Tout d'abord, on avait le réveillon où la famille se retrouvait autour d'une table pour manger, jaser et rire. Rôti, fèves au lard, tourtières, ragoût de pattes de cochon, betteraves, beignes et gâteau aux fruits étaient traditionnellement au menu à l'occasion de cette froide nuit d'hiver.

Une fois la panse bien remplie, c'était le temps de fêter.

On dansait et chantait au son des reels, des cotillons, des gigues et des chansons à répondre du violoneux. La fête se terminait aux petites heures du matin.

Une des traditions les plus importantes lors de ces occasions était sans aucun doute la bénédiction paternelle. La fête du jour de l’An commençait toujours par ce moment solennel. À cette occasion, le patriarche de la famille bénissait ses enfants et petits-enfants agenouillés devant lui. Cette tradition remplie de symbolisme s'est perpétrée jusqu'à tout récemment, où l’ainé de la famille demandait à son père de bénir les membres de la maisonnée, et tous s'agenouillaient devant le chef de famille.

Après cet instant de recueillement, avait lieu la distribution des étrennes : bonbons, fruits, vêtements et parfois un jouet de fabrication artisanale. Les cadeaux étaient échangés le Premier de l’an plutôt qu’à Noël, fête liturgique.


Au Canada français, le Nouvel An représente l’apogée du temps des fêtes. Les familles se visitent, s’offrent des étrennes et dansent gigues, cotillons et quadrilles au son du violon.

Dans les campagnes, il était d’usage que le curé, accompagné de ses marguilliers, visite ses paroissiens entre Noël et le jour de l’An. Cet événement, aussi appelé la « Quête de l’Enfant Jésus », déclenchait la ronde des visites (qui se prolongeait jusqu’au Mardi gras) : voisins et parents faisaient la tournée des familles de la paroisse. Les hommes se promenaient d’une maison à l’autre pour transmettre leurs Voeux de Bonne et Heureuse Année au nom de leur famille. Les femmes quant à elles recevaient ces visiteurs et leur offraient une collation et un « petit remontant ». L’échange des cartes de Voeux pendant les fêtes serait né de la coutume d’annoncer sa venue en envoyant une carte de visite.

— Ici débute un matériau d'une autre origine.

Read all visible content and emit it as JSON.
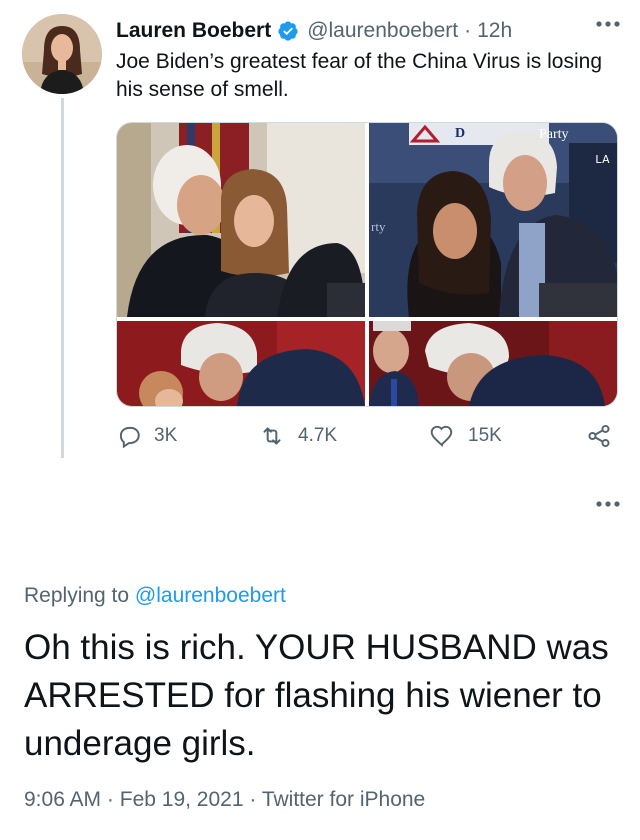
{
  "tweet": {
    "author_name": "Lauren Boebert",
    "handle": "@laurenboebert",
    "separator": "·",
    "time": "12h",
    "text": "Joe Biden’s greatest fear of the China Virus is losing his sense of smell.",
    "media_signs": {
      "party_sign": "Party",
      "la_text": "LA",
      "rty_text": "rty",
      "d_text": "D"
    },
    "actions": {
      "replies": "3K",
      "retweets": "4.7K",
      "likes": "15K"
    }
  },
  "reply": {
    "replying_to_prefix": "Replying to",
    "replying_to_handle": "@laurenboebert",
    "text": "Oh this is rich. YOUR HUSBAND was ARRESTED for flashing his wiener to underage girls.",
    "time": "9:06 AM",
    "date": "Feb 19, 2021",
    "client": "Twitter for iPhone",
    "separator": "·"
  },
  "icons": {
    "verified": "verified-badge-icon",
    "more": "more-horizontal-icon",
    "reply": "reply-icon",
    "retweet": "retweet-icon",
    "like": "heart-icon",
    "share": "share-icon"
  },
  "colors": {
    "accent_blue": "#1d9bf0",
    "text_primary": "#0f1419",
    "text_secondary": "#536471",
    "thread_line": "#cfd9de"
  }
}
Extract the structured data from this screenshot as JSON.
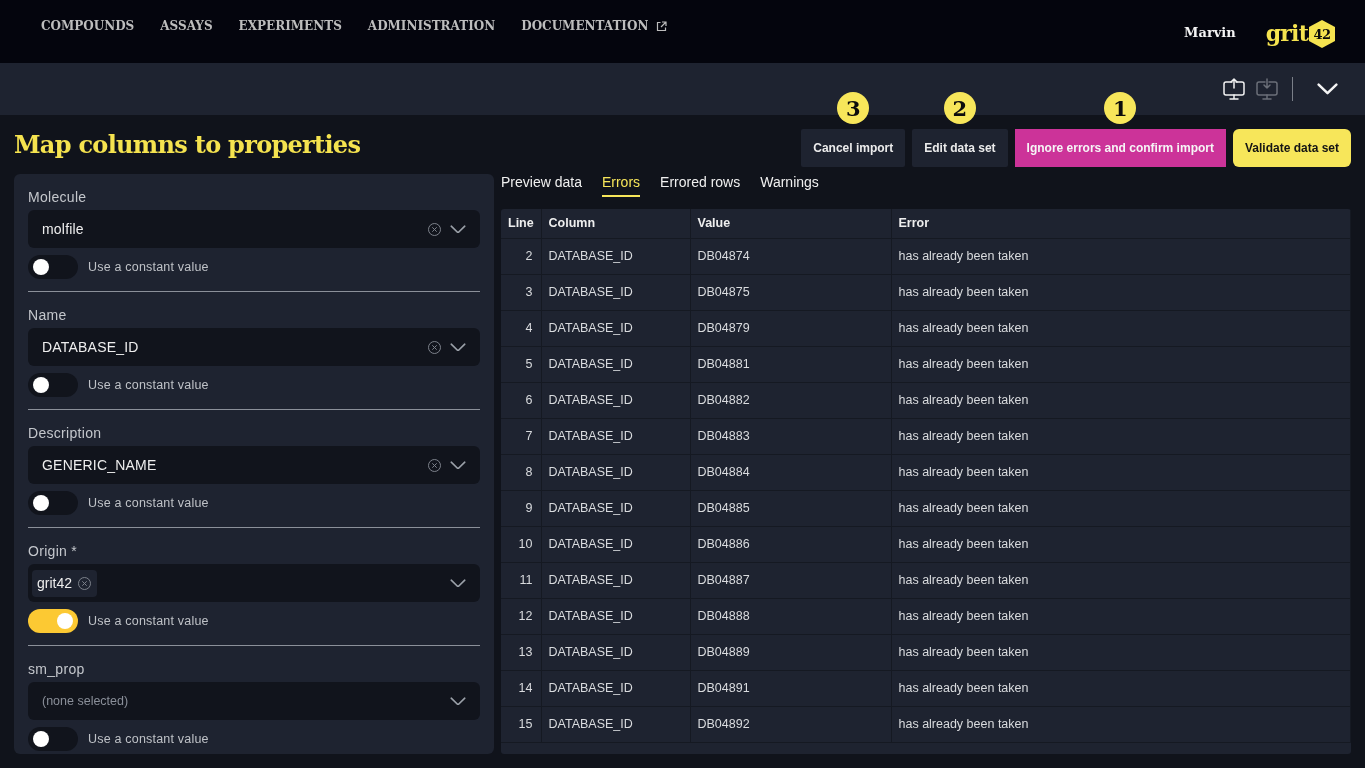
{
  "nav": {
    "links": [
      {
        "label": "COMPOUNDS",
        "external": false
      },
      {
        "label": "ASSAYS",
        "external": false
      },
      {
        "label": "EXPERIMENTS",
        "external": false
      },
      {
        "label": "ADMINISTRATION",
        "external": false
      },
      {
        "label": "DOCUMENTATION",
        "external": true
      }
    ],
    "user": "Marvin",
    "logo": {
      "word": "grit",
      "badge": "42"
    }
  },
  "toolbar": [
    {
      "kind": "upload",
      "disabled": false
    },
    {
      "kind": "download",
      "disabled": true
    }
  ],
  "page": {
    "title": "Map columns to properties",
    "actions": [
      {
        "label": "Cancel import",
        "kind": "secondary",
        "callout": "3"
      },
      {
        "label": "Edit data set",
        "kind": "secondary",
        "callout": "2"
      },
      {
        "label": "Ignore errors and confirm import",
        "kind": "accent",
        "callout": "1"
      },
      {
        "label": "Validate data set",
        "kind": "primary"
      }
    ]
  },
  "mappings": [
    {
      "label": "Molecule",
      "value": "molfile",
      "constant": false,
      "constant_label": "Use a constant value"
    },
    {
      "label": "Name",
      "value": "DATABASE_ID",
      "constant": false,
      "constant_label": "Use a constant value"
    },
    {
      "label": "Description",
      "value": "GENERIC_NAME",
      "constant": false,
      "constant_label": "Use a constant value"
    },
    {
      "label": "Origin *",
      "tags": [
        "grit42"
      ],
      "constant": true,
      "constant_label": "Use a constant value"
    },
    {
      "label": "sm_prop",
      "placeholder": "(none selected)",
      "constant": false,
      "constant_label": "Use a constant value"
    }
  ],
  "tabs": [
    {
      "label": "Preview data",
      "selected": false
    },
    {
      "label": "Errors",
      "selected": true
    },
    {
      "label": "Errored rows",
      "selected": false
    },
    {
      "label": "Warnings",
      "selected": false
    }
  ],
  "errors_table": {
    "columns": [
      "Line",
      "Column",
      "Value",
      "Error"
    ],
    "rows": [
      [
        "2",
        "DATABASE_ID",
        "DB04874",
        "has already been taken"
      ],
      [
        "3",
        "DATABASE_ID",
        "DB04875",
        "has already been taken"
      ],
      [
        "4",
        "DATABASE_ID",
        "DB04879",
        "has already been taken"
      ],
      [
        "5",
        "DATABASE_ID",
        "DB04881",
        "has already been taken"
      ],
      [
        "6",
        "DATABASE_ID",
        "DB04882",
        "has already been taken"
      ],
      [
        "7",
        "DATABASE_ID",
        "DB04883",
        "has already been taken"
      ],
      [
        "8",
        "DATABASE_ID",
        "DB04884",
        "has already been taken"
      ],
      [
        "9",
        "DATABASE_ID",
        "DB04885",
        "has already been taken"
      ],
      [
        "10",
        "DATABASE_ID",
        "DB04886",
        "has already been taken"
      ],
      [
        "11",
        "DATABASE_ID",
        "DB04887",
        "has already been taken"
      ],
      [
        "12",
        "DATABASE_ID",
        "DB04888",
        "has already been taken"
      ],
      [
        "13",
        "DATABASE_ID",
        "DB04889",
        "has already been taken"
      ],
      [
        "14",
        "DATABASE_ID",
        "DB04891",
        "has already been taken"
      ],
      [
        "15",
        "DATABASE_ID",
        "DB04892",
        "has already been taken"
      ]
    ]
  }
}
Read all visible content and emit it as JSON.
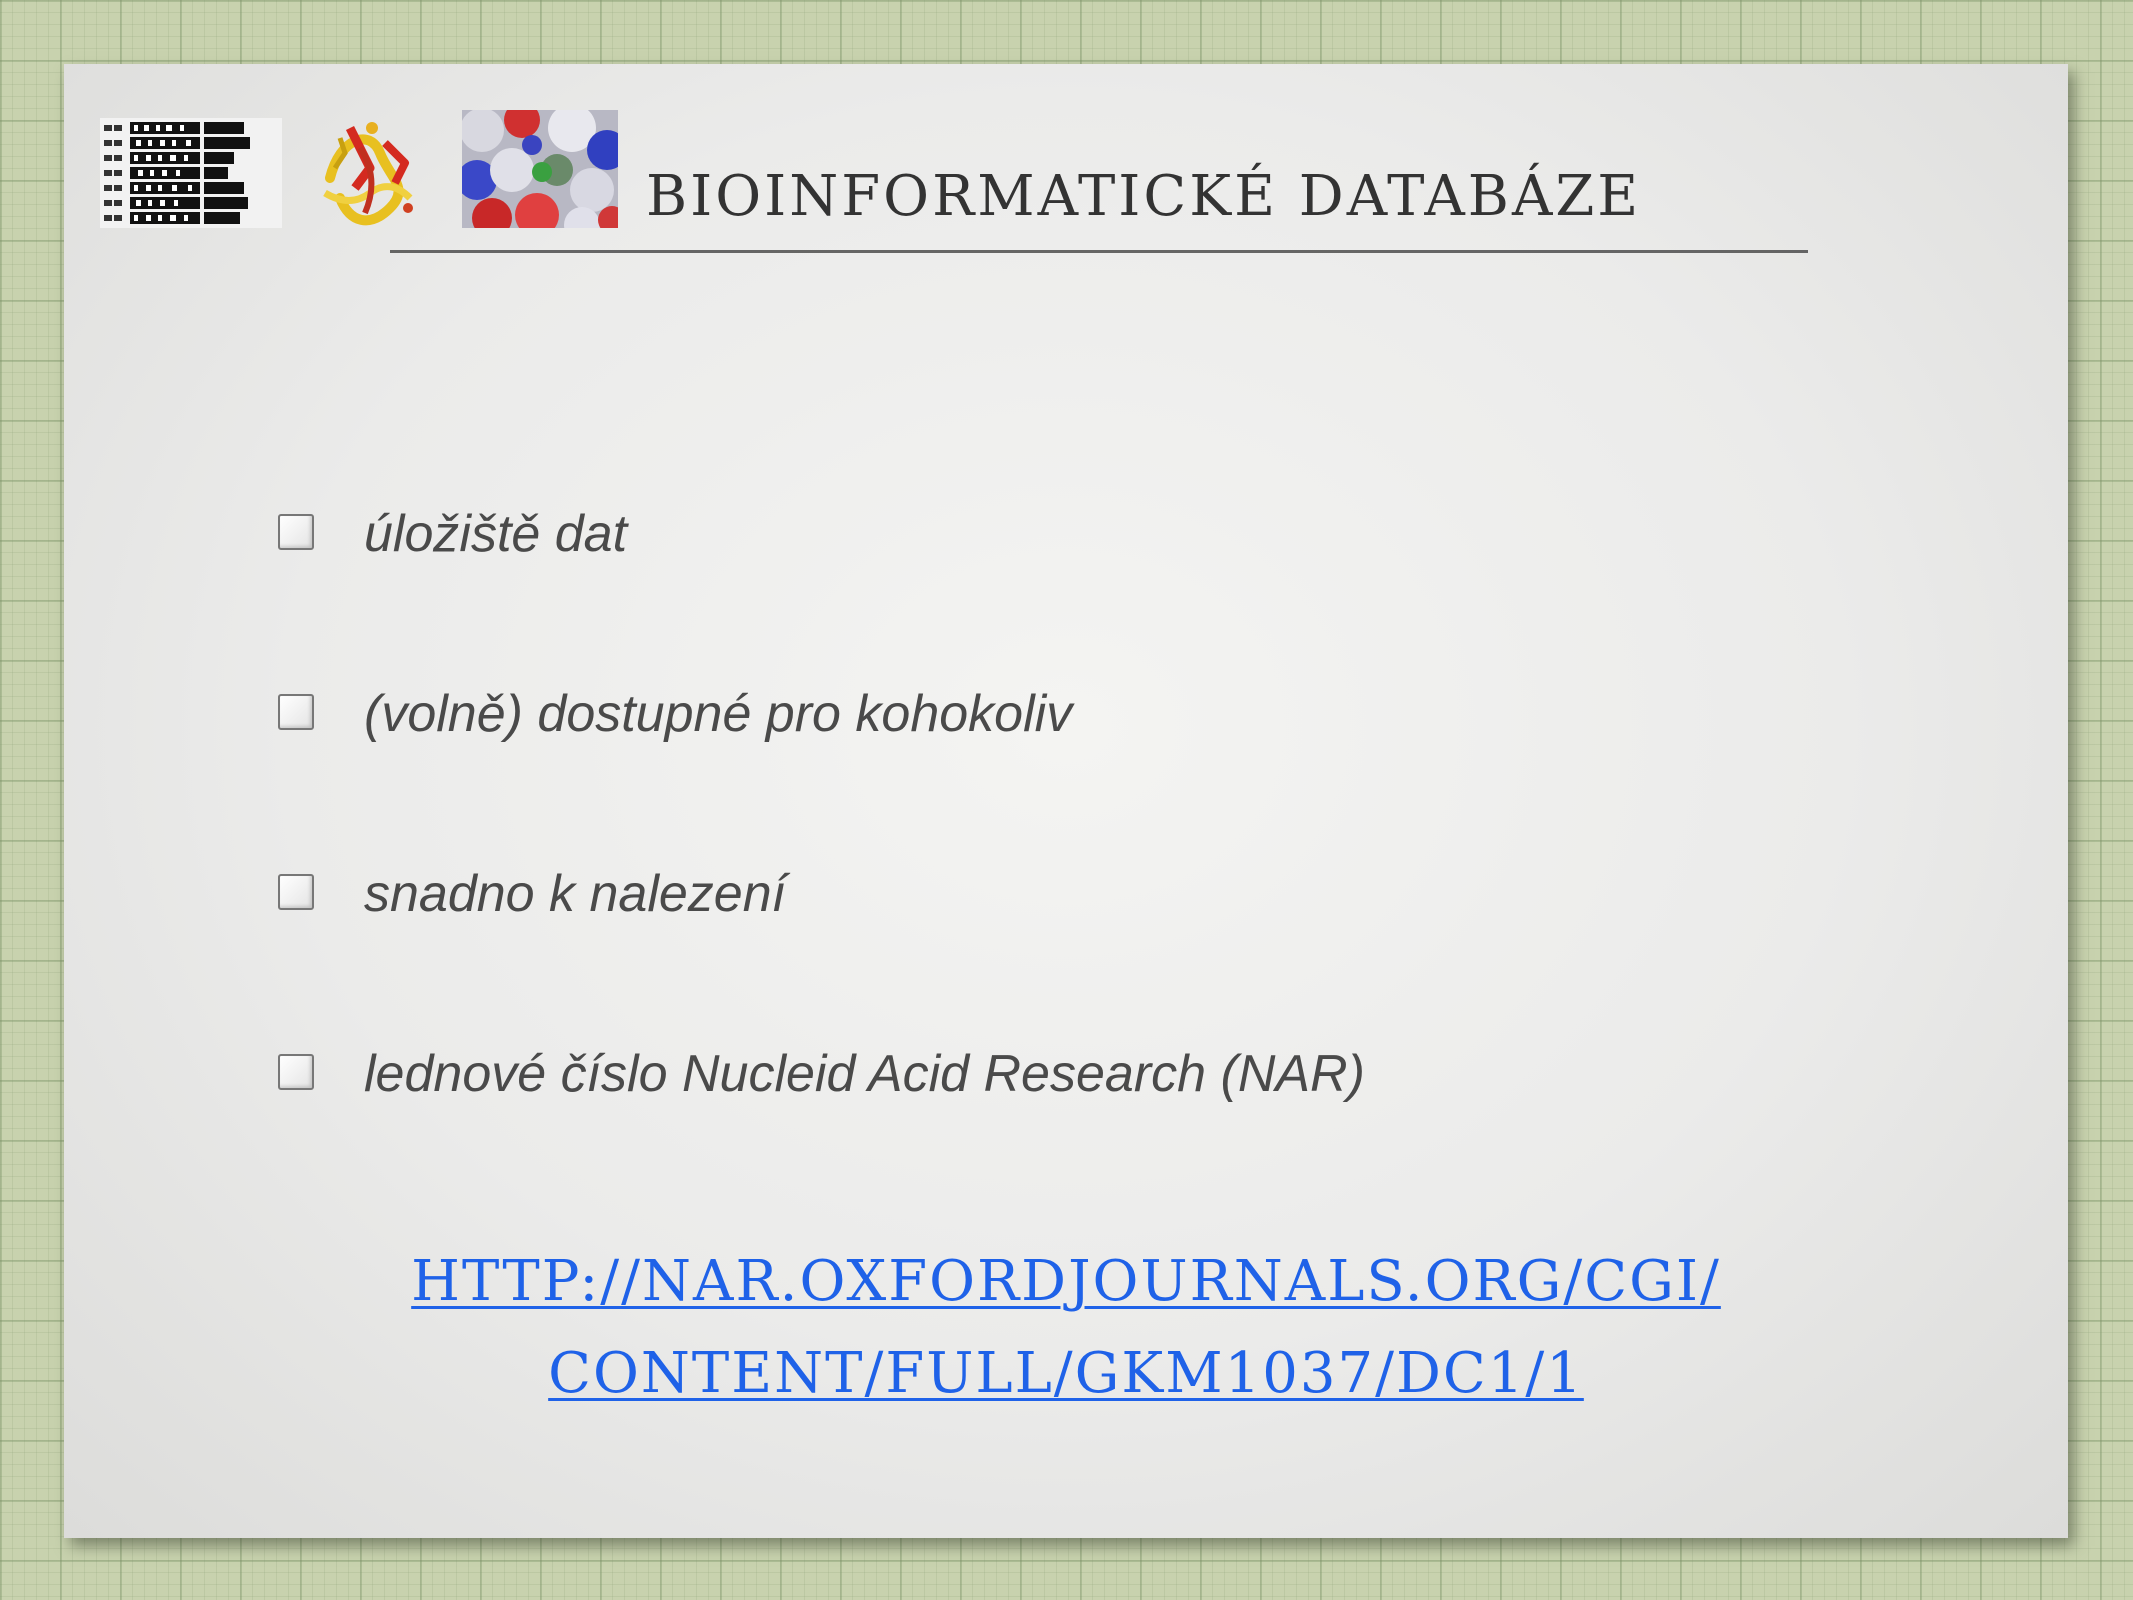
{
  "slide": {
    "title": "BIOINFORMATICKÉ DATABÁZE",
    "bullets": [
      "úložiště dat",
      "(volně) dostupné pro kohokoliv",
      "snadno k nalezení",
      "lednové číslo Nucleid Acid Research (NAR)"
    ],
    "link": {
      "line1": "HTTP://NAR.OXFORDJOURNALS.ORG/CGI/",
      "line2": "CONTENT/FULL/GKM1037/DC1/1"
    }
  },
  "colors": {
    "background": "#c8d2ae",
    "slide": "#ebebea",
    "text": "#4a4a4a",
    "title": "#333333",
    "link": "#1f62e8"
  },
  "icons": [
    "sequence-alignment-image",
    "protein-structure-image",
    "molecular-surface-image",
    "checkbox-icon"
  ]
}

La veille du jour de l’An est aussi appelée la Saint-Sylvestre. Au 5e siècle, l’Église tenta de conférer un caractère sacré aux célébrations du jour de l’An qui donnèrent lieu à des coutumes païennes : défilés dans les rues qui durent toute la nuit, déguisements carnavalesques.

Sylvestre 1er, dont la fête est célébrée le 31 décembre, est le pape qui après avoir guéri l’Empereur Constantin en 313, incita le Souverain à faire adopter le christianisme comme religion officielle de l’Empire romain.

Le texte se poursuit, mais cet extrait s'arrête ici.